SIMPLE IRAs are simple part three

Rough Notes, May 2000 by Lesser, Gary S, Clemmer, William A

this article will begin with a discussion of the SIMPLE IRA enrollment periods, employees who are eligible to receive employer contributions, depositing deferrals, selection of a financial institution, restrictions on withdrawals, taxation of distributions, fiduciary concerns, reporting requirements, employer and trustee penalties, deductibility of SIMPLE IRA contributions and IRS-- approved documents. Part One of this article, which appeared in the March issue of Rough Notes, discussed the SIMPLE IRA exclusive plan requirement, structural requirements of the SIMPLE IRA and eligible employers. In the April issue, Part two covered the compensation issues, employee eligibility, employee contributions and the employer election to make a nonelective or alternate matching contribution under a SIMPLE plan in IRA form.

Enrollment period

An eligible employee must be given the right to enter into a salary reduction agreement during the "60-- day period" immediately preceding January 1 of a calendar year (that is, November 2 to December 31 of the preceding calendar year). An eligible employee also must be given the right to enter into a salary reduction agreement for the calendar year or to modify a prior agreement (including reducing the amount to $0 subject to this agreement). However, for the year in which the employee first becomes eligible to make salary reduction contributions, the period during which the employee may enter into a salary reduction agreement or modify a prior agreement is a 60-day period that includes either the date the employee becomes eligible or the day before that date.

Example 1. On November 1, 1999, The Filter Company decides to establish its first retirement plan. It adopts a SIMPLE IRA plan with no service or compensation requirements for its 40 employees. The plan is duly adopted and effective on January 1, 2000. Eligible employees are given a completed summary description, a model notification and a model salary reduction agreement on November 1, 1999. The 60-day period starts on November 2 and ends on December 31, 1999. Here, the 60-- day period includes December 31, the "day before" the date the employee becomes eligible (January 1). Although contributions can be discontinued at any time, no modifications are permitted after the 60-day election period unless the plan provides for additional opportunities to modify (or make) an election to defer compensation.

Example 2. An employer establishes a SIMPLE plan effective July 1, 1999. Each eligible employee becomes eligible to make salary reduction contributions on that date, and the 60-day period must begin no later than July 1 and cannot end before June 30, 1999.

The 60-day election period is the 60-day period before the beginning of any year (and the 60-day period before first becoming eligible to participate). In general, this is the statutory period during which an eligible employee may elect to participate or modify a previous election amount. The employer may allow additional periods for making and changing elections. Thus, for a calendar year, an eligible employee may make or modify a salary reduction election during the 60-day period immediately preceding January 1 of that year. However, for the year in which the employee first becomes eligible to make salary reduction contributions, the period during which the employee may make or modify the election is a 60-day period that includes either the date the employee becomes eligible or the day before. In addition, the plan can provide for additional periods during which an employee may make a salary reduction election or modify a prior election.

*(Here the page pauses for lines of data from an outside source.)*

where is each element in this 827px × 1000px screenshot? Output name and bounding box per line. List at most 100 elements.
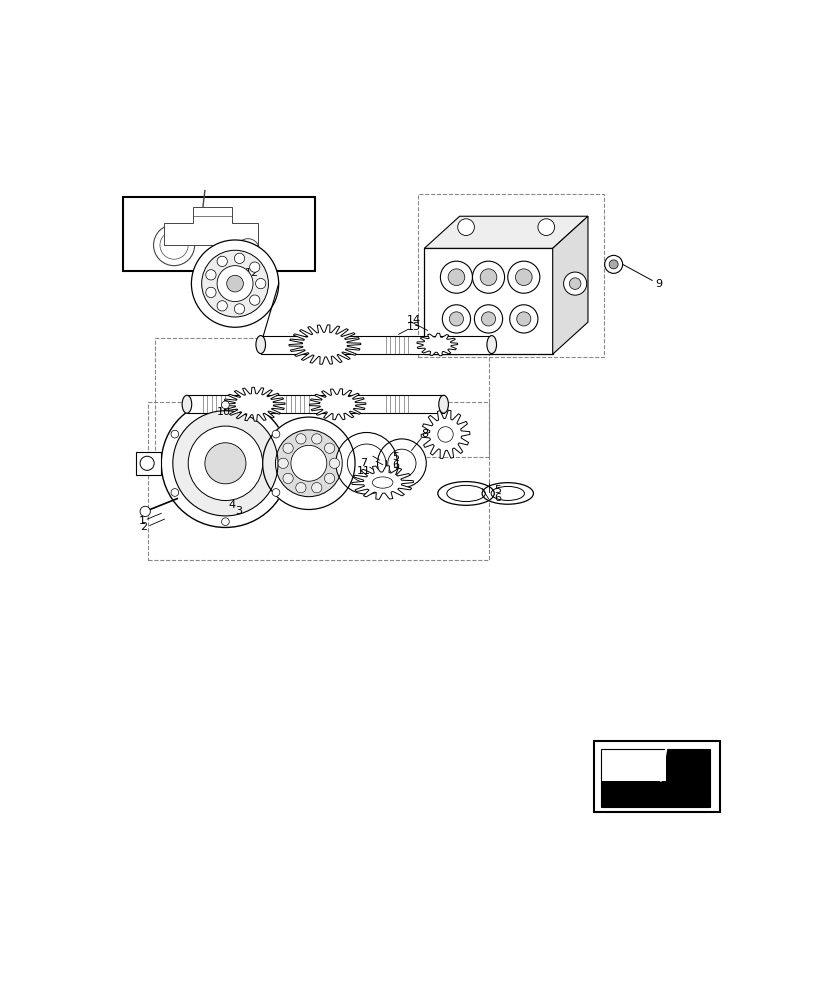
Text: 3: 3 xyxy=(235,506,241,516)
Circle shape xyxy=(206,270,216,280)
Circle shape xyxy=(171,489,179,496)
Ellipse shape xyxy=(182,395,192,413)
Circle shape xyxy=(474,305,502,333)
Circle shape xyxy=(515,269,532,286)
Polygon shape xyxy=(666,749,709,781)
Circle shape xyxy=(222,401,229,409)
Ellipse shape xyxy=(336,432,397,494)
Text: 12: 12 xyxy=(245,268,259,278)
Ellipse shape xyxy=(283,443,293,453)
Circle shape xyxy=(234,304,244,314)
Circle shape xyxy=(222,518,229,526)
Ellipse shape xyxy=(290,445,327,481)
Text: 13: 13 xyxy=(406,322,420,332)
Text: 5: 5 xyxy=(494,485,501,495)
Ellipse shape xyxy=(347,444,385,483)
Polygon shape xyxy=(309,389,366,420)
Bar xyxy=(187,395,443,413)
Text: 6: 6 xyxy=(494,493,501,503)
Ellipse shape xyxy=(324,443,334,453)
Polygon shape xyxy=(416,333,457,356)
Circle shape xyxy=(272,430,280,438)
Text: 10: 10 xyxy=(217,407,231,417)
Circle shape xyxy=(234,253,244,263)
Ellipse shape xyxy=(438,395,448,413)
Polygon shape xyxy=(351,466,413,499)
Circle shape xyxy=(171,430,179,438)
Circle shape xyxy=(272,489,280,496)
Text: 5: 5 xyxy=(391,452,399,462)
Polygon shape xyxy=(223,387,284,421)
Ellipse shape xyxy=(262,417,355,509)
Circle shape xyxy=(161,399,289,527)
Text: 7: 7 xyxy=(360,458,366,468)
Circle shape xyxy=(173,411,278,516)
Circle shape xyxy=(440,261,472,293)
Circle shape xyxy=(516,312,530,326)
Bar xyxy=(122,197,315,271)
Polygon shape xyxy=(136,452,161,475)
Polygon shape xyxy=(289,325,361,364)
Polygon shape xyxy=(600,781,709,807)
Polygon shape xyxy=(552,216,587,354)
Circle shape xyxy=(206,287,216,298)
Polygon shape xyxy=(424,216,587,248)
Ellipse shape xyxy=(387,449,415,477)
Polygon shape xyxy=(421,410,470,459)
Ellipse shape xyxy=(295,434,306,444)
Text: 7: 7 xyxy=(391,467,399,477)
Bar xyxy=(155,338,488,457)
Bar xyxy=(261,336,491,354)
Circle shape xyxy=(249,262,260,272)
Circle shape xyxy=(449,312,463,326)
Text: 14: 14 xyxy=(406,315,420,325)
Ellipse shape xyxy=(311,483,322,493)
Ellipse shape xyxy=(311,434,322,444)
Text: 2: 2 xyxy=(141,522,147,532)
Bar xyxy=(148,402,488,560)
Circle shape xyxy=(569,278,581,289)
Ellipse shape xyxy=(481,483,533,504)
Circle shape xyxy=(538,219,554,235)
Circle shape xyxy=(188,426,262,501)
Circle shape xyxy=(256,278,265,289)
Text: 11: 11 xyxy=(356,466,370,476)
Circle shape xyxy=(480,269,496,286)
Circle shape xyxy=(609,260,618,269)
Ellipse shape xyxy=(283,473,293,484)
Circle shape xyxy=(227,275,243,292)
Circle shape xyxy=(202,250,268,317)
Circle shape xyxy=(217,266,253,302)
Bar xyxy=(600,749,709,807)
Circle shape xyxy=(507,261,539,293)
Circle shape xyxy=(472,261,504,293)
Circle shape xyxy=(204,443,246,484)
Bar xyxy=(418,194,604,357)
Ellipse shape xyxy=(324,473,334,484)
Text: 6: 6 xyxy=(391,460,399,470)
Circle shape xyxy=(447,269,464,286)
Bar xyxy=(600,749,709,807)
Circle shape xyxy=(509,305,538,333)
Text: 1: 1 xyxy=(138,516,146,526)
Circle shape xyxy=(604,255,622,273)
Polygon shape xyxy=(165,207,257,245)
Ellipse shape xyxy=(329,458,339,468)
Bar xyxy=(594,741,719,812)
Ellipse shape xyxy=(437,482,494,505)
Circle shape xyxy=(217,301,227,311)
Polygon shape xyxy=(600,749,666,781)
Circle shape xyxy=(140,506,151,517)
Ellipse shape xyxy=(275,430,342,497)
Circle shape xyxy=(140,456,154,470)
Ellipse shape xyxy=(278,458,288,468)
Circle shape xyxy=(249,295,260,305)
Bar xyxy=(424,248,552,354)
Circle shape xyxy=(191,240,279,327)
Circle shape xyxy=(480,312,495,326)
Circle shape xyxy=(563,272,586,295)
Text: 8: 8 xyxy=(420,429,428,439)
Circle shape xyxy=(217,256,227,267)
Ellipse shape xyxy=(295,483,306,493)
Text: 9: 9 xyxy=(655,279,662,289)
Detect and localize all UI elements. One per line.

During the 60-day period, an employee may modify his/her salary reduction agreements without restrictions. In addition, for the year in which an employee becomes eligible to make salary reduction contributions, he/she must be able to commence these contributions as soon as he/she becomes eligible, regardless of whether the 60-day period has ended.

An employee who commences participation during the election period may cancel or modify a previous election. Any such change is prospective and should be implemented by the employer as soon as possible or in accordance with the documentation submitted to the employer. Nothing precludes a SIMPLE plan from providing additional or longer periods for permitting employees to enter into salary reduction agreements or to modify prior agreements.

Employees eligible to receive employer contributions

Employers must make matching contributions for all eligible employees who make elective contributions. An employer may not place any conditions (for example, employment on the last day of the year) on receipt of the match. A matching contribution must be made for a participating eligible employee who has less than $5,000 in compensation for the year. Alternatively, a nonelective contribution must be made for all eligible employees who earn at least $5,000 in compensation for the year. The consequence of an employer's failure to make a required contribution is not known.